No wonder that when in 2016 LIME (Local Interpretable Model-Interpretable Explanations) paper was presented at NIPS conference it had a huge impact. The idea behind LIME is to locally approximate a black-box model with an easier to understand white-box model constructed on interpretable input data. It has proven great results providing interpretation for image classification and text. However, for tabular data, it’s difficult to find interpretable features and their local interpretation might be misleading.
Another promising idea is SHAP (Shapley Additive Explanations). It’s based on game theory. It assumes that features are players, models are coalitions and Shapley values tell how to fairly distribute the “payout” among the features. This technique distributes the effects fairly, is easy to use and offers visually compelling implementation.
DALEX package (Descriptive Machine Learning Explanations) available in R offers a set of tools that help to understand how complex models are working. Using DALEX you can create model explainer and inspect it visually e.g. breakdown plots. You might also be interested in DrWhy.Ai which is developed by the same group of researchers as DALEX.
Practical use cases
Detecting objects on the pictures
Image recognition is already widely used, among others in autonomous cars to detect if cars, traffic lights etc. are on the picture, in wildlife conservation to detect if a certain animal is in the picture or in the insurance to detect flooding of crops.
We will use the “Husky vs Wolf example” from the original LIME paper to illustrate the importance of model interpretation. The classifier task was to identify if a wolf was on the picture or not. It falsely misclassified Siberian Husky as a wolf. Thanks to LIME researchers were able to identify what areas of the pictures were important for the model. It turned out that if the picture contains snow it is classified as a wolf.
The algorithm was using the background of the picture and totally ignoring animal characteristics. The model should look at the animal eyes instead. Thanks to this discovery it was possible to fix the model and extend the training examples to prevent the reasoning snow = wolf.
Classification as decision support system
Intensive Care Unit of Amsterdam UMC wants predict the probabilities of patient’s readmission and/or mortality at the moment of discharge. The goal is to help doctors pick the right moment to move the patient from ICU. If the doctor understands what the model is doing is more likely to use it’s recommendation in making the final judgement.
In order to demonstrate how such model can be interpreted using LIME, we can have a look at the example from another study that aims to do early prediction of the mortality at the ICU. Random Forest model (a black-box model) is used to predict mortality status and lime package is used to locally explain the prediction score for every patient.
A patient from the selected example has high death probability (78%). The model features that contribute to mortality are higher counts of atrial fibrillation and higher lactate level, which is consistent with current medical understanding.

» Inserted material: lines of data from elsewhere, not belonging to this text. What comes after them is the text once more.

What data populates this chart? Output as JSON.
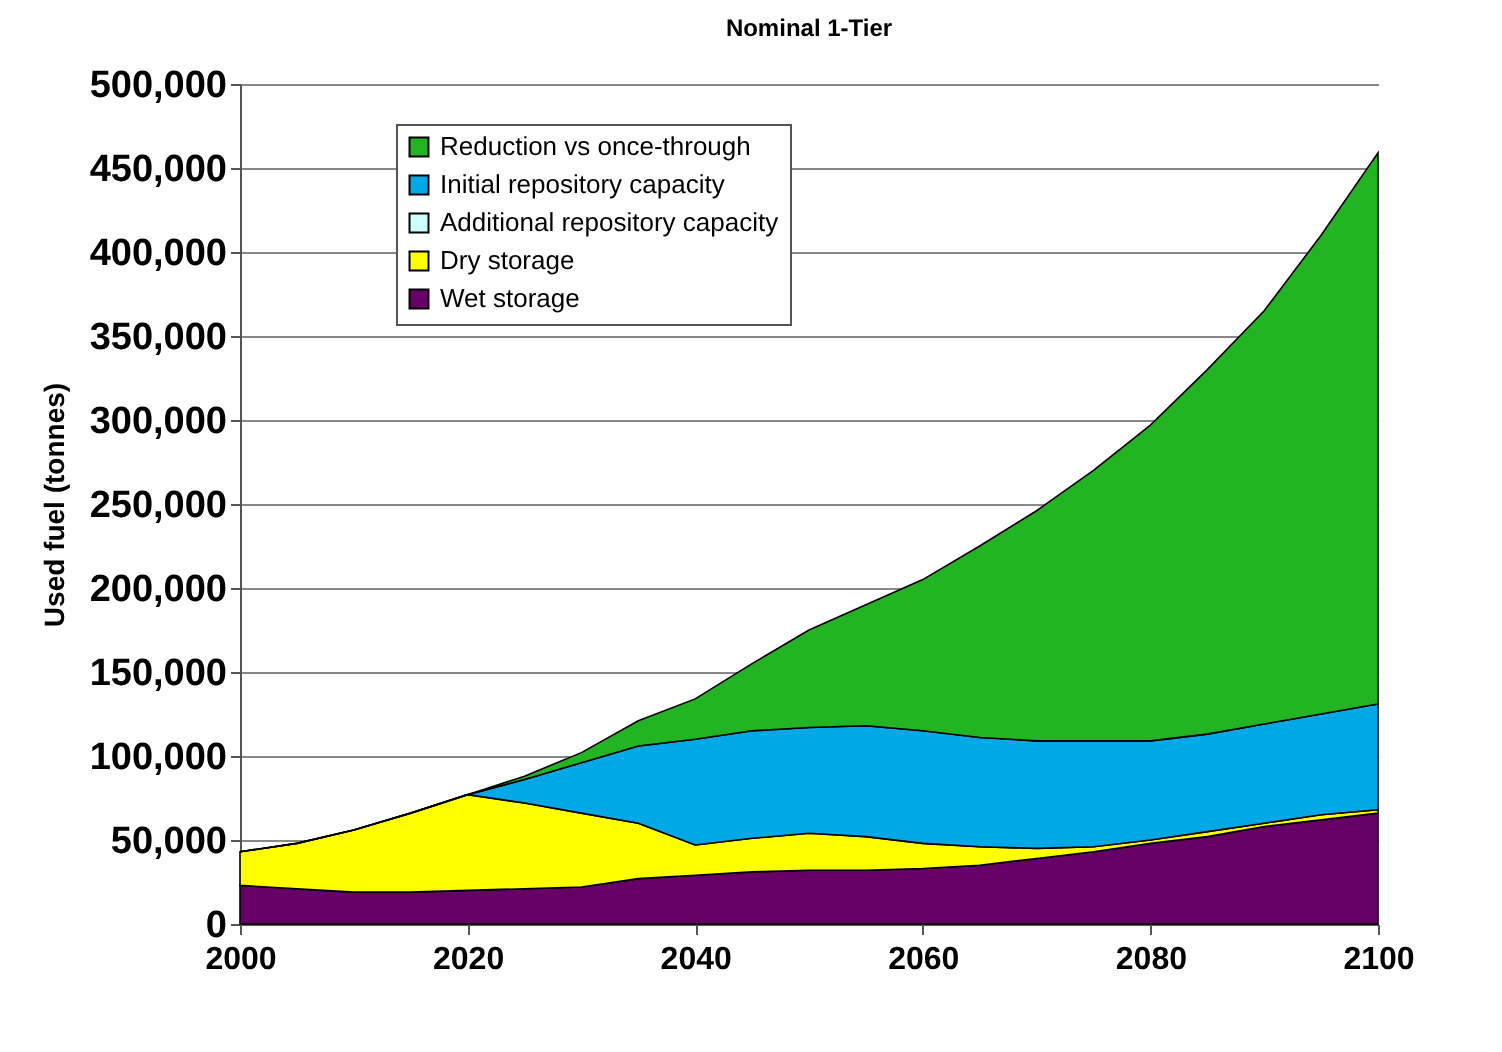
{
  "chart_data": {
    "type": "area",
    "title": "Nominal 1-Tier",
    "ylabel": "Used fuel (tonnes)",
    "stacked": true,
    "x": [
      2000,
      2005,
      2010,
      2015,
      2020,
      2025,
      2030,
      2035,
      2040,
      2045,
      2050,
      2055,
      2060,
      2065,
      2070,
      2075,
      2080,
      2085,
      2090,
      2095,
      2100
    ],
    "series": [
      {
        "name": "Wet storage",
        "color": "#660066",
        "values": [
          23000,
          21000,
          19000,
          19000,
          20000,
          21000,
          22000,
          27000,
          29000,
          31000,
          32000,
          32000,
          33000,
          35000,
          39000,
          43000,
          48000,
          52000,
          58000,
          62000,
          66000
        ]
      },
      {
        "name": "Dry storage",
        "color": "#ffff00",
        "values": [
          20000,
          27000,
          37000,
          47000,
          57000,
          51000,
          44000,
          33000,
          18000,
          20000,
          22000,
          20000,
          15000,
          11000,
          6000,
          3000,
          2000,
          3000,
          2000,
          3000,
          2000
        ]
      },
      {
        "name": "Additional repository capacity",
        "color": "#ccffff",
        "values": [
          null,
          null,
          null,
          null,
          null,
          null,
          null,
          null,
          null,
          null,
          null,
          null,
          null,
          null,
          null,
          null,
          null,
          null,
          null,
          null,
          null
        ]
      },
      {
        "name": "Initial repository capacity",
        "color": "#00a9e6",
        "values": [
          0,
          0,
          0,
          0,
          0,
          14000,
          30000,
          46000,
          63000,
          64000,
          63000,
          66000,
          67000,
          65000,
          64000,
          63000,
          59000,
          58000,
          59000,
          60000,
          63000
        ]
      },
      {
        "name": "Reduction vs once-through",
        "color": "#22b422",
        "values": [
          0,
          0,
          0,
          0,
          0,
          2000,
          6000,
          15000,
          24000,
          40000,
          58000,
          72000,
          90000,
          114000,
          137000,
          161000,
          188000,
          217000,
          246000,
          285000,
          328000
        ]
      }
    ],
    "xlim": [
      2000,
      2100
    ],
    "xticks": [
      2000,
      2020,
      2040,
      2060,
      2080,
      2100
    ],
    "ylim": [
      0,
      500000
    ],
    "yticks": [
      0,
      {
        "value": 50000,
        "label": "50,000"
      },
      {
        "value": 100000,
        "label": "100,000"
      },
      {
        "value": 150000,
        "label": "150,000"
      },
      {
        "value": 200000,
        "label": "200,000"
      },
      {
        "value": 250000,
        "label": "250,000"
      },
      {
        "value": 300000,
        "label": "300,000"
      },
      {
        "value": 350000,
        "label": "350,000"
      },
      {
        "value": 400000,
        "label": "400,000"
      },
      {
        "value": 450000,
        "label": "450,000"
      },
      {
        "value": 500000,
        "label": "500,000"
      }
    ],
    "grid": "y",
    "legend": "top left"
  }
}
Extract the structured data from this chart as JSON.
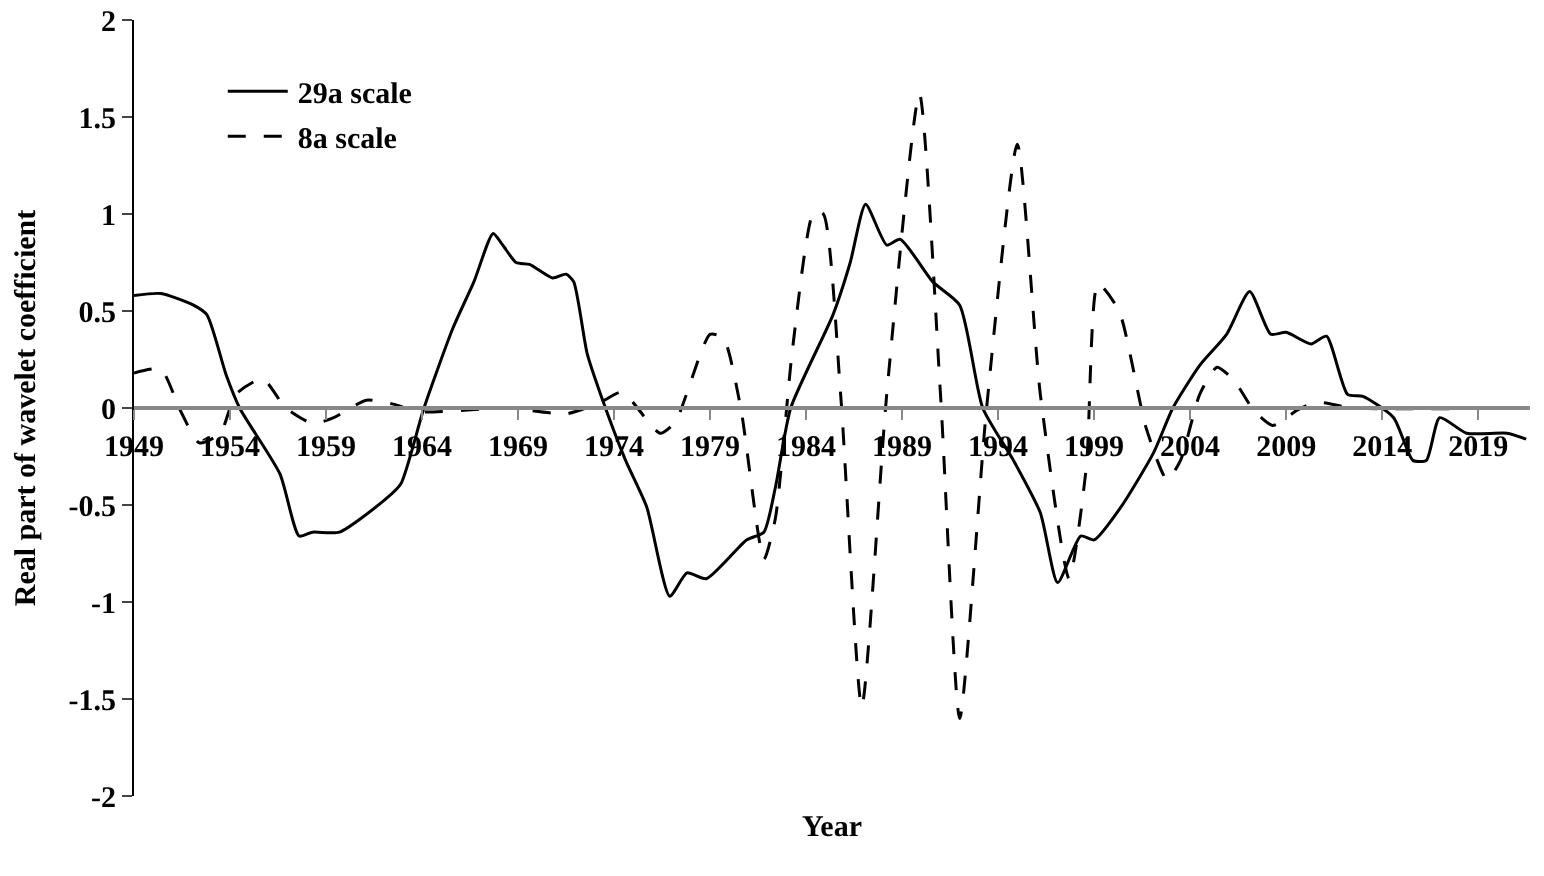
{
  "chart_data": {
    "type": "line",
    "xlabel": "Year",
    "ylabel": "Real part of wavelet coefficient",
    "xlim": [
      1949,
      2021.7
    ],
    "xticks": [
      1949,
      1954,
      1959,
      1964,
      1969,
      1974,
      1979,
      1984,
      1989,
      1994,
      1999,
      2004,
      2009,
      2014,
      2019
    ],
    "ylim": [
      -2,
      2
    ],
    "yticks": [
      -2,
      -1.5,
      -1,
      -0.5,
      0,
      0.5,
      1,
      1.5,
      2
    ],
    "grid": false,
    "legend": "top left",
    "marker": "none",
    "series": [
      {
        "name": "29a scale",
        "color": "#000000",
        "line_style": "solid",
        "x": [
          1949,
          1950.4,
          1952.1,
          1952.8,
          1953.8,
          1954.5,
          1956.6,
          1957.6,
          1958.3,
          1959.7,
          1962.1,
          1962.9,
          1964.1,
          1965.6,
          1966.7,
          1967.7,
          1968.2,
          1968.9,
          1969.6,
          1970.8,
          1971.5,
          1971.9,
          1972.6,
          1973.3,
          1974.6,
          1975.7,
          1976.9,
          1977.8,
          1978.8,
          1980.9,
          1981.8,
          1982.4,
          1983.2,
          1985.4,
          1986.3,
          1987.1,
          1988.2,
          1988.9,
          1990.6,
          1992,
          1993.2,
          1994.8,
          1996.2,
          1997.1,
          1998.3,
          1999,
          2000.4,
          2002.1,
          2003.1,
          2004.5,
          2005.9,
          2007.1,
          2008.2,
          2009,
          2010.3,
          2011.1,
          2012.2,
          2013,
          2014.6,
          2015.6,
          2016.3,
          2017,
          2018.4,
          2020.5,
          2021.5
        ],
        "values": [
          0.58,
          0.59,
          0.53,
          0.48,
          0.17,
          0,
          -0.34,
          -0.66,
          -0.64,
          -0.64,
          -0.47,
          -0.39,
          0,
          0.41,
          0.65,
          0.9,
          0.84,
          0.75,
          0.74,
          0.67,
          0.69,
          0.65,
          0.28,
          0.07,
          -0.27,
          -0.51,
          -0.97,
          -0.85,
          -0.88,
          -0.68,
          -0.64,
          -0.41,
          0,
          0.48,
          0.75,
          1.05,
          0.84,
          0.87,
          0.65,
          0.53,
          0,
          -0.27,
          -0.54,
          -0.9,
          -0.66,
          -0.68,
          -0.51,
          -0.23,
          0,
          0.22,
          0.38,
          0.6,
          0.38,
          0.39,
          0.33,
          0.37,
          0.07,
          0.06,
          -0.05,
          -0.27,
          -0.27,
          -0.05,
          -0.13,
          -0.13,
          -0.16
        ]
      },
      {
        "name": "8a scale",
        "color": "#000000",
        "line_style": "dashed",
        "x": [
          1949,
          1950.4,
          1951.4,
          1952.4,
          1953.5,
          1954.3,
          1955.7,
          1956.9,
          1958.3,
          1959.4,
          1961.1,
          1962.5,
          1963.9,
          1968.4,
          1971.5,
          1973.3,
          1974.3,
          1974.8,
          1976.4,
          1977.2,
          1979,
          1979.7,
          1980.6,
          1981.8,
          1982.4,
          1983.3,
          1984.4,
          1984.9,
          1985.8,
          1986.9,
          1988.2,
          1989.9,
          1991,
          1992,
          1993.4,
          1995,
          1996.2,
          1997.7,
          1998.6,
          1999.2,
          2000.3,
          2001.7,
          2002.8,
          2003.5,
          2004.5,
          2005.4,
          2006.3,
          2007.3,
          2008.3,
          2009.6,
          2010.6,
          2012.5,
          2021.5
        ],
        "values": [
          0.18,
          0.2,
          -0.01,
          -0.18,
          -0.13,
          0.07,
          0.15,
          0,
          -0.08,
          -0.05,
          0.04,
          0.02,
          -0.02,
          0,
          -0.03,
          0.03,
          0.08,
          0.05,
          -0.13,
          -0.07,
          0.38,
          0.36,
          0,
          -0.78,
          -0.57,
          0.31,
          1.01,
          1,
          0.07,
          -1.54,
          0.07,
          1.62,
          0.07,
          -1.6,
          0,
          1.36,
          0.07,
          -0.88,
          -0.3,
          0.64,
          0.5,
          -0.1,
          -0.37,
          -0.27,
          0.07,
          0.21,
          0.14,
          -0.01,
          -0.09,
          -0.01,
          0.03,
          0,
          0
        ]
      }
    ]
  }
}
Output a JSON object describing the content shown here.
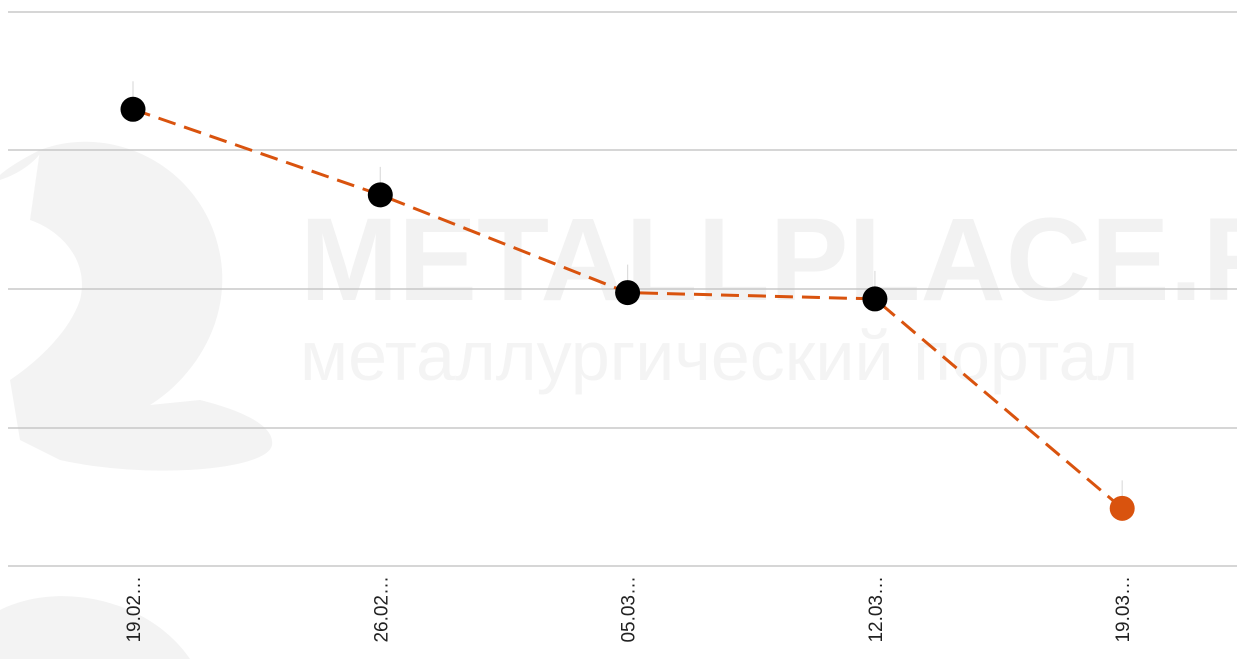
{
  "chart_data": {
    "type": "line",
    "categories": [
      "19.02…",
      "26.02…",
      "05.03…",
      "12.03…",
      "19.03…"
    ],
    "values": [
      98.4,
      79.4,
      57.7,
      56.3,
      9.8
    ],
    "ylim": [
      -3,
      120
    ],
    "grid": true,
    "gridlines": [
      120,
      90,
      60,
      30,
      0
    ],
    "title": "",
    "xlabel": "",
    "ylabel": "",
    "colors": {
      "line": "#d9530e",
      "point": "#000000",
      "last_point": "#d9530e",
      "grid": "#c8c8c8"
    }
  },
  "watermark": {
    "brand": "METALLPLACE.RU",
    "tagline": "металлургический портал",
    "icon": "ladle-icon"
  }
}
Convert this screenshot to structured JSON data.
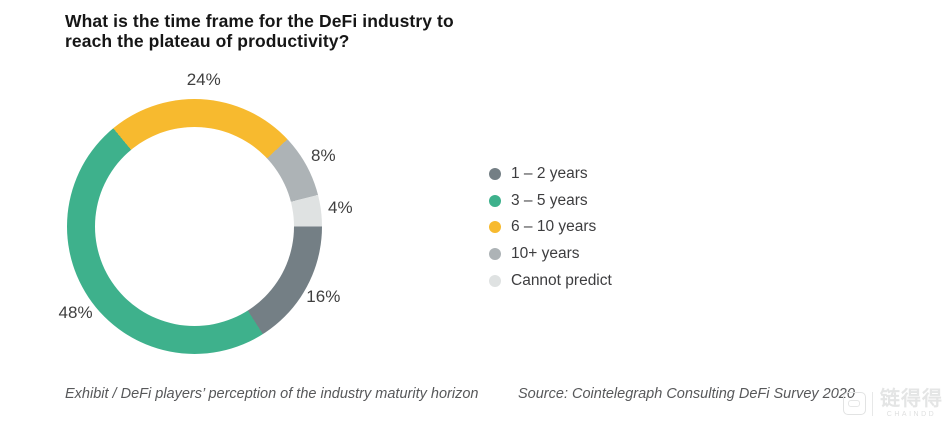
{
  "title": {
    "line1": "What is the time frame for the DeFi industry to",
    "line2": "reach the plateau of productivity?"
  },
  "chart_data": {
    "type": "pie",
    "subtype": "donut",
    "title": "What is the time frame for the DeFi industry to reach the plateau of productivity?",
    "start_angle_deg": 90,
    "direction": "clockwise",
    "legend_position": "right",
    "series": [
      {
        "label": "1 – 2 years",
        "value": 16,
        "data_label": "16%",
        "color": "#747f85"
      },
      {
        "label": "3 – 5 years",
        "value": 48,
        "data_label": "48%",
        "color": "#3eb18c"
      },
      {
        "label": "6 – 10 years",
        "value": 24,
        "data_label": "24%",
        "color": "#f7ba2f"
      },
      {
        "label": "10+ years",
        "value": 8,
        "data_label": "8%",
        "color": "#adb3b6"
      },
      {
        "label": "Cannot predict",
        "value": 4,
        "data_label": "4%",
        "color": "#dfe2e2"
      }
    ]
  },
  "captions": {
    "exhibit": "Exhibit / DeFi players’ perception of the industry maturity horizon",
    "source": "Source: Cointelegraph Consulting DeFi Survey 2020"
  },
  "watermark": {
    "cjk": "链得得",
    "latin": "CHAINDD"
  }
}
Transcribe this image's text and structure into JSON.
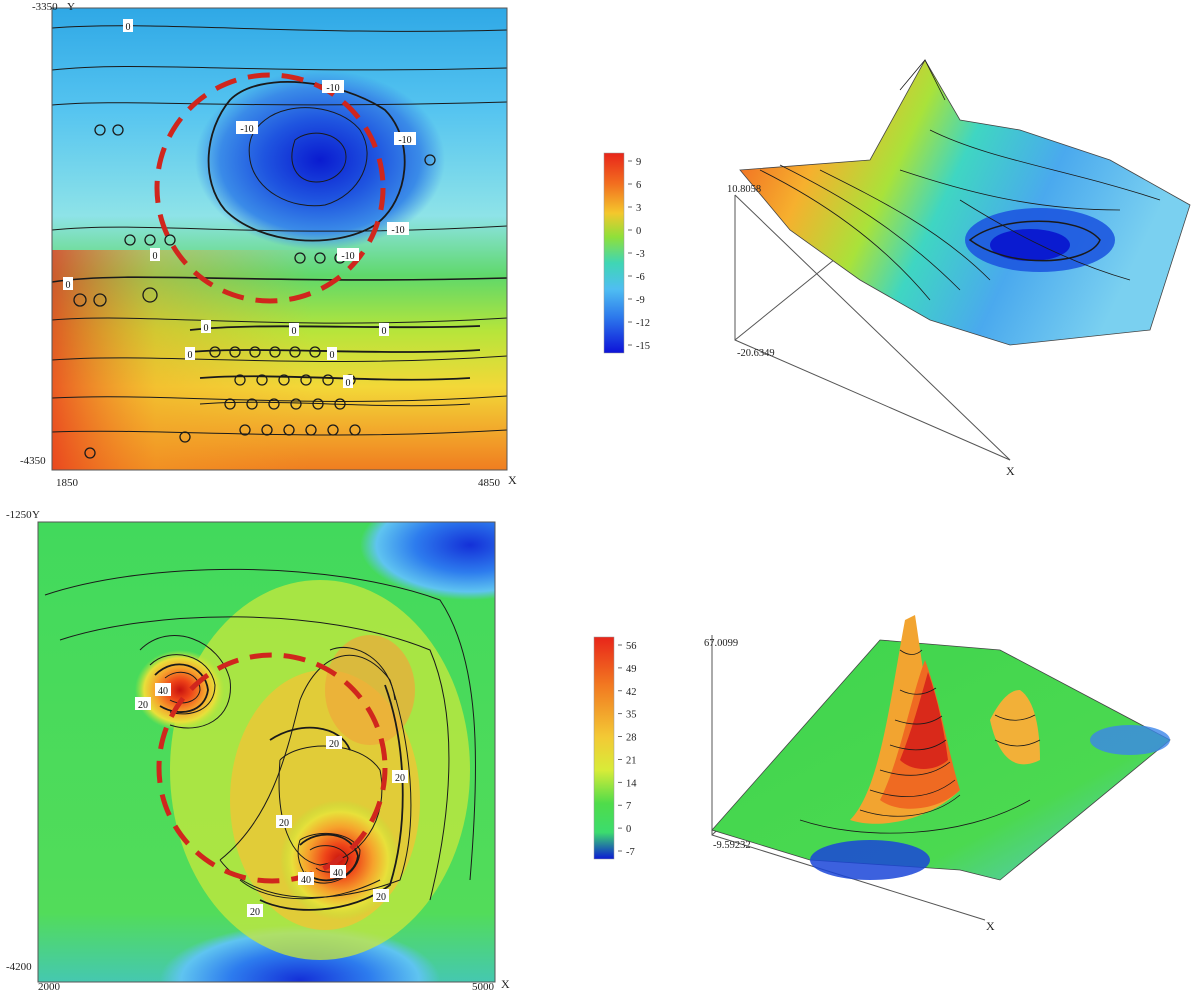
{
  "chart_data": [
    {
      "type": "heatmap",
      "subtype": "contour-map",
      "colormap": "jet",
      "x_axis": {
        "label": "X",
        "min": 1850,
        "max": 4850,
        "tick_labels": [
          "1850",
          "4850"
        ]
      },
      "y_axis": {
        "label": "Y",
        "min": -4350,
        "max": -3350,
        "tick_labels": [
          "-3350",
          "-4350"
        ]
      },
      "color_scale": {
        "range": [
          -15,
          9
        ],
        "ticks": [
          "9",
          "6",
          "3",
          "0",
          "-3",
          "-6",
          "-9",
          "-12",
          "-15"
        ]
      },
      "contour_labels": [
        "0",
        "-10",
        "-10",
        "-10",
        "-10",
        "-10",
        "0",
        "0",
        "0",
        "0",
        "0",
        "0",
        "0",
        "0"
      ],
      "highlight": "red dashed circle around the -10 low"
    },
    {
      "type": "surface",
      "colormap": "jet",
      "z_range": [
        -20.6349,
        10.8058
      ],
      "z_tick_labels": [
        "10.8058",
        "-20.6349"
      ],
      "x_axis_label": "X"
    },
    {
      "type": "heatmap",
      "subtype": "contour-map",
      "colormap": "jet",
      "x_axis": {
        "label": "X",
        "min": 2000,
        "max": 5000,
        "tick_labels": [
          "2000",
          "5000"
        ]
      },
      "y_axis": {
        "label": "Y",
        "min": -4200,
        "max": -1250,
        "tick_labels": [
          "-1250",
          "-4200"
        ]
      },
      "color_scale": {
        "range": [
          -7,
          56
        ],
        "ticks": [
          "56",
          "49",
          "42",
          "35",
          "28",
          "21",
          "14",
          "7",
          "0",
          "-7"
        ]
      },
      "contour_labels": [
        "40",
        "20",
        "20",
        "20",
        "20",
        "40",
        "40",
        "20",
        "20"
      ],
      "highlight": "red dashed circle between the peaks"
    },
    {
      "type": "surface",
      "colormap": "jet",
      "z_range": [
        -9.59232,
        67.0099
      ],
      "z_tick_labels": [
        "67.0099",
        "-9.59232"
      ],
      "x_axis_label": "X"
    }
  ]
}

Humans and machines – a perfect match
In order to achieve success in building an interpretable AI we need to combine data science knowledge, algorithms and end users expertise. Data science work doesn’t finish after creating the model. It’s an iterative, usually long process with feedback loops provided by the experts, making sure the outcome is solid and understandable by humans.
We strongly believe that by combining humans expertise and machines performance we can obtain the best conclusion: improve machine results and overcome human gut-feel bias.